La torrencial voz de Alma, una joven que se siente vieja antes de tiempo, arrasa con todo lo que examina. “Tuvimos la ilusión de la victoria en 1945, cuando en realidad fracasamos. No digo que los nazis ganaron la guerra; digo que Adolf Hitler la ganó mediante su suicido, y les recomiendo que lo crean. Todavía vivimos en el cortocircuito de un solo hombre”. A Finkelstein la tesis de su personaje le suena “un poco loca”, pero no la desmiente. “Cuando mirás el mundo, te das cuenta de que el exterminio continúa en el capitalismo de masas. Cuando entrás a una gran tienda de zapatillas, hay una cosa un poco fría y extraña, como una prolongación de la deshumanización de Auschwitz”, opina la escritora. “Mi abuelo se fue de Polonia a vivir a Argentina. Murió en el año 68 acá, ni siquiera lo conocí. Escribir la novela fue una manera de conocer a mi abuelo como un espectro. La literatura es un lugar donde los muertos pueden resurgir. La última frase de El olvido es para mi abuelo: ‘¡Recuerda, abuelo, qué hermoso era! No te lo suplico no te decepciones’. Le estoy diciendo a mi abuelo muerto que el mundo en el que vivimos ahora es horrible, pero no hay que desesperarse. En mi cabeza, mi abuelo simboliza el infinito, la eternidad. Espero que el libro pueda trascender porque esa es la razón por la que escribo. Quizá sea una estupidez porque todo va a desaparecer en un millón de años o en diez años, pero tengo la voluntad o el deseo de escribir algo que nunca desaparezca. El arte de la literatura refleja un momento del pensamiento; es extraordinario y maravilloso que doscientos años después leas un pasaje de un libro y puedas meterte en la cabeza de un personaje”.
Finkelstein advierte que no está a gusto en ninguna parte. “Sólo cuando escribo me siento en casa. Escribir es como tocar un nervio. Me gusta decir que soy una escéptica dogmática. Yo sé solo cuando escribo, pero no es un saber teórico, es como una iluminación”, explica la escritora y comenta que está escribiendo una novela que tiene como tema el terrorismo en Francia. “No vimos nada todavía, lo peor está por venir. El terrorismo es la nueva forma de la guerra, pero el mal no está siempre donde pensamos que está.

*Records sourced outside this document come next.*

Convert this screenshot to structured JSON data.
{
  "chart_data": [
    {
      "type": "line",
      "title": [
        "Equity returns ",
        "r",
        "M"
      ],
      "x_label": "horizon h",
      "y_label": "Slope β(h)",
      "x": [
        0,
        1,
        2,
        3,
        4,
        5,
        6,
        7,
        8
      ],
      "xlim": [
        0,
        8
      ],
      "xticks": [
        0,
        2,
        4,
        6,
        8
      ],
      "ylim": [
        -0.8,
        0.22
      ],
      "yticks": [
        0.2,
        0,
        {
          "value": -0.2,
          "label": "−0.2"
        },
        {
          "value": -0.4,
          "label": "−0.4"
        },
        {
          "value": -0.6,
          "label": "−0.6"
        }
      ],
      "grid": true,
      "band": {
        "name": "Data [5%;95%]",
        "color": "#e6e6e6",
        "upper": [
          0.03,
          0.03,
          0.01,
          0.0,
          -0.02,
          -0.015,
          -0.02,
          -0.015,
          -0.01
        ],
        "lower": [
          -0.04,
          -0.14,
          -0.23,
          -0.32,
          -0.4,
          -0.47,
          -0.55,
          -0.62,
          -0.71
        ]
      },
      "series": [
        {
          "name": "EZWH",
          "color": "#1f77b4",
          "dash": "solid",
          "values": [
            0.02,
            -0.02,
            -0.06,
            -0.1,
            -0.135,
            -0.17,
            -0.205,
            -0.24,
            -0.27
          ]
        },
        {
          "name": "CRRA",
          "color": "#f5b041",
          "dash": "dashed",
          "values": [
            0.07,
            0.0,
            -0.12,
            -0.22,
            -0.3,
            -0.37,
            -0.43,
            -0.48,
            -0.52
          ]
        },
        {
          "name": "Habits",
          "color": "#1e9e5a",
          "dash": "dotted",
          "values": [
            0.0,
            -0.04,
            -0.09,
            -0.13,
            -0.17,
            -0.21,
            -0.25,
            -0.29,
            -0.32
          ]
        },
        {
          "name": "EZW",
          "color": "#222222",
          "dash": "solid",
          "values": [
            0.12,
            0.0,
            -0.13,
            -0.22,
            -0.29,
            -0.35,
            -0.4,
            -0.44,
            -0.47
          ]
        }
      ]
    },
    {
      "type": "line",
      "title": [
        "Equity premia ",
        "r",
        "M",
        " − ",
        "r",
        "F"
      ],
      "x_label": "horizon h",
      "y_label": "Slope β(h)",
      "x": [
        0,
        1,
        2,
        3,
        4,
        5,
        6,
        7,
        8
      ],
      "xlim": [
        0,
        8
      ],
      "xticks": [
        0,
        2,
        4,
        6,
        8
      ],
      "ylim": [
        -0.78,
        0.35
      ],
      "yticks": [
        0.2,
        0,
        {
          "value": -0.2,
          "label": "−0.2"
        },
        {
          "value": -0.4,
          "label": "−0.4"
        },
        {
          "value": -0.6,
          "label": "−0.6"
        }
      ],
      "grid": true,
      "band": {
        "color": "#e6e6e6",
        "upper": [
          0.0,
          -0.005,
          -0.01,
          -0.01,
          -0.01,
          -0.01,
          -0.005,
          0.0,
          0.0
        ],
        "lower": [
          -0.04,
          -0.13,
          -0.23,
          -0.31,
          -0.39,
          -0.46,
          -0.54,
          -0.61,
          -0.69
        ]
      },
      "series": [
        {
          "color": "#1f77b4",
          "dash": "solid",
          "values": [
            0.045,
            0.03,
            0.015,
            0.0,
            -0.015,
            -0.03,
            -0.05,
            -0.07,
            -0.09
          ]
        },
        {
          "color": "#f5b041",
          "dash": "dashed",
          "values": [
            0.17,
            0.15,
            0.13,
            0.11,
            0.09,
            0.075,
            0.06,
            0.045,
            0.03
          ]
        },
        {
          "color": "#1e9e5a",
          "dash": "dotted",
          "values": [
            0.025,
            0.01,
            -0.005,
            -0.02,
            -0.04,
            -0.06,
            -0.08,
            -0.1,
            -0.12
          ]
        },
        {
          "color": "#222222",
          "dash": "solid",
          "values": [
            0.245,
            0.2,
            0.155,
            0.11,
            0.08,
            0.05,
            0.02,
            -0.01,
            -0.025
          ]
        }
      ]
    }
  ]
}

Quiero hacer un paralelismo entre el terrorista y la víctima. El islamismo radical es hijo del capitalismo americano. Estados Unidos produjo un virus que se volvió en su contra”. Y sonríe suavemente, Frederika, como hilvanando en el gesto una idea que no quiere concluir. Que sigue abierta a la especulación. “El silencio a veces es más interesante que el decir. Escribir para mí es como ganarle al tiempo. Me siento más viva escribiendo”.